2. Add 1 tablespoon of oil to a large skillet or saute pan and place over medium-high heat. Carefully add the wax beans to the hot skillet in batches, being careful not to overcrowd the skillet. Cook the beans until they've softened a little bit and charred where they've touched the pan, 3 to 5 minutes. Toss the beans with a wooden spoon and cook for another 3 to 5 minutes.
3. Place the cooked beans in a large serving bowl.
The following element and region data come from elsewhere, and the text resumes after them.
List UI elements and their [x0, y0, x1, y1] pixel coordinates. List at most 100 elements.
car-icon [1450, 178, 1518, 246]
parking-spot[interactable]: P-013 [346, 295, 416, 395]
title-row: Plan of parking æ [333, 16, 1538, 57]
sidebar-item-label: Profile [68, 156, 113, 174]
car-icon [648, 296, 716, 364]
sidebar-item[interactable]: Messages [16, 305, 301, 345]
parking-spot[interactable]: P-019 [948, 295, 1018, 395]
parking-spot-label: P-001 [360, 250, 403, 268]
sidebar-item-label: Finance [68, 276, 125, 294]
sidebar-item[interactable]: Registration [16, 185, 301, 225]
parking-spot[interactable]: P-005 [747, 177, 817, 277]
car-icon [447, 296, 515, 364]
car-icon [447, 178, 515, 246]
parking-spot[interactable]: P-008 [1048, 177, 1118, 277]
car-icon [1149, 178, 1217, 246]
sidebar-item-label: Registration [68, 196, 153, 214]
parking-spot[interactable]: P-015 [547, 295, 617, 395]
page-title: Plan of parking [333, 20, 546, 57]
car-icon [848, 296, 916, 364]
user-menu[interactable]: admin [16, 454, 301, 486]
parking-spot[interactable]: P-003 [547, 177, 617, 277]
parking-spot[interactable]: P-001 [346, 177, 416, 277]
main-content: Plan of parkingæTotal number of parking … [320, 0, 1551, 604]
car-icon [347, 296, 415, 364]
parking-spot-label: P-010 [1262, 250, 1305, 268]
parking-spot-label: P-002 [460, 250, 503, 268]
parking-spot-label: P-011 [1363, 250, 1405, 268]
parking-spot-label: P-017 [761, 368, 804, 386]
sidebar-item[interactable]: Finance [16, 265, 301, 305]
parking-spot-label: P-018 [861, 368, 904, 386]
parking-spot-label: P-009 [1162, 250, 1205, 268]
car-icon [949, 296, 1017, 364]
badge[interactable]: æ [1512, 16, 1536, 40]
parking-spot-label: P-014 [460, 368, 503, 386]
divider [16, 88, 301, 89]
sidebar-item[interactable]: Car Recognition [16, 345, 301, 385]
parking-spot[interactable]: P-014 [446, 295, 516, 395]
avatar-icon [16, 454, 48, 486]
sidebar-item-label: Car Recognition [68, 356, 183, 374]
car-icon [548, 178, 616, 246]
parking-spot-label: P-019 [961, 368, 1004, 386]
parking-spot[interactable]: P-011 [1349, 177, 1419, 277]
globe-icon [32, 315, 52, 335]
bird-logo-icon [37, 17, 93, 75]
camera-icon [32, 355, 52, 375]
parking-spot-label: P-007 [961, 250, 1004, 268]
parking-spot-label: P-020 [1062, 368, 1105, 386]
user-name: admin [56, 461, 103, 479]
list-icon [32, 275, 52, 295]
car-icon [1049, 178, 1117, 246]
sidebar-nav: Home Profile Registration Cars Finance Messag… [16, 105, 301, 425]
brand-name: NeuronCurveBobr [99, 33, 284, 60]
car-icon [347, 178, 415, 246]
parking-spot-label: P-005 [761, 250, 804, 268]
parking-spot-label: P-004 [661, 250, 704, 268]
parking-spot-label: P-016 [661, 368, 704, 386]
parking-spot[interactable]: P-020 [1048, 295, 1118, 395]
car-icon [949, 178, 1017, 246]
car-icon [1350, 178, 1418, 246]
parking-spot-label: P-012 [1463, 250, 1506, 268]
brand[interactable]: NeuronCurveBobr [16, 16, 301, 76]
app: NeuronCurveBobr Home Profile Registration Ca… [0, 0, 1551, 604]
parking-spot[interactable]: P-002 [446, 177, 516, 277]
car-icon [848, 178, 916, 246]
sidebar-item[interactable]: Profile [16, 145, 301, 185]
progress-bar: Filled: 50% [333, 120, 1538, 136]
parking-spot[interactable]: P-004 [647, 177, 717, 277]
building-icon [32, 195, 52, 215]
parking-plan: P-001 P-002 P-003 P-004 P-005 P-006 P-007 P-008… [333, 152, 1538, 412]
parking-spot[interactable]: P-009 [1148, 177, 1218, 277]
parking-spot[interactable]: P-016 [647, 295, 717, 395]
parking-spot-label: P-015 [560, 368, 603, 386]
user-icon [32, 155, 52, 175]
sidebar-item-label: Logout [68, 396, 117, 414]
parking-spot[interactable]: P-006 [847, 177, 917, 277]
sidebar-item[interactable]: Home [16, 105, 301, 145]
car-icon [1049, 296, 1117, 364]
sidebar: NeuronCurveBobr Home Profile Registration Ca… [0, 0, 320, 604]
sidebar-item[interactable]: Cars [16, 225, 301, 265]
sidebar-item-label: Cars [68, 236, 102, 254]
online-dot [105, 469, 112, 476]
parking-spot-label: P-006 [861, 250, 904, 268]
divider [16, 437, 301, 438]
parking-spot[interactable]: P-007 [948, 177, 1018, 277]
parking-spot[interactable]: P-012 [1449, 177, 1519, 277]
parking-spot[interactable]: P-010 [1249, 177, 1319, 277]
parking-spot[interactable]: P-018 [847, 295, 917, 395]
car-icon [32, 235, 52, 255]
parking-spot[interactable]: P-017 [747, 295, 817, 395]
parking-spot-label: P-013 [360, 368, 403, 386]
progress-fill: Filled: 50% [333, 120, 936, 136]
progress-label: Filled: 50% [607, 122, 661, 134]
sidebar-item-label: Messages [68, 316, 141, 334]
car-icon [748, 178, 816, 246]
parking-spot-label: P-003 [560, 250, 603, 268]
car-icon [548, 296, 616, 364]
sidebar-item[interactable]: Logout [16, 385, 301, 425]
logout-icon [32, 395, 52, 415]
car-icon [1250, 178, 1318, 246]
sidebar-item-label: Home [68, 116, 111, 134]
Continue cooking, adding more oil as needed, until all the beans have been sauteed.
4. Add half the pesto dressing, the cherry tomatoes and the shallot if using to the serving bowl and toss with the warm wax beans until combined.
5. Add more pesto to taste and save the remainder of the dressing to serve on the side. Cover and refrigerate the salad and dressing for up to 2 days.
For the spinach-basil pesto dressing
1. Place the basil, spinach, oil and lemon juice in a food processor or blender, then puree until smooth.
2. Add the pine nuts and a salt, if using, and blend again until the mixture has the consistency of a dressing.
3. Add more oil or lemon juice as needed for your desired consistency. Set aside.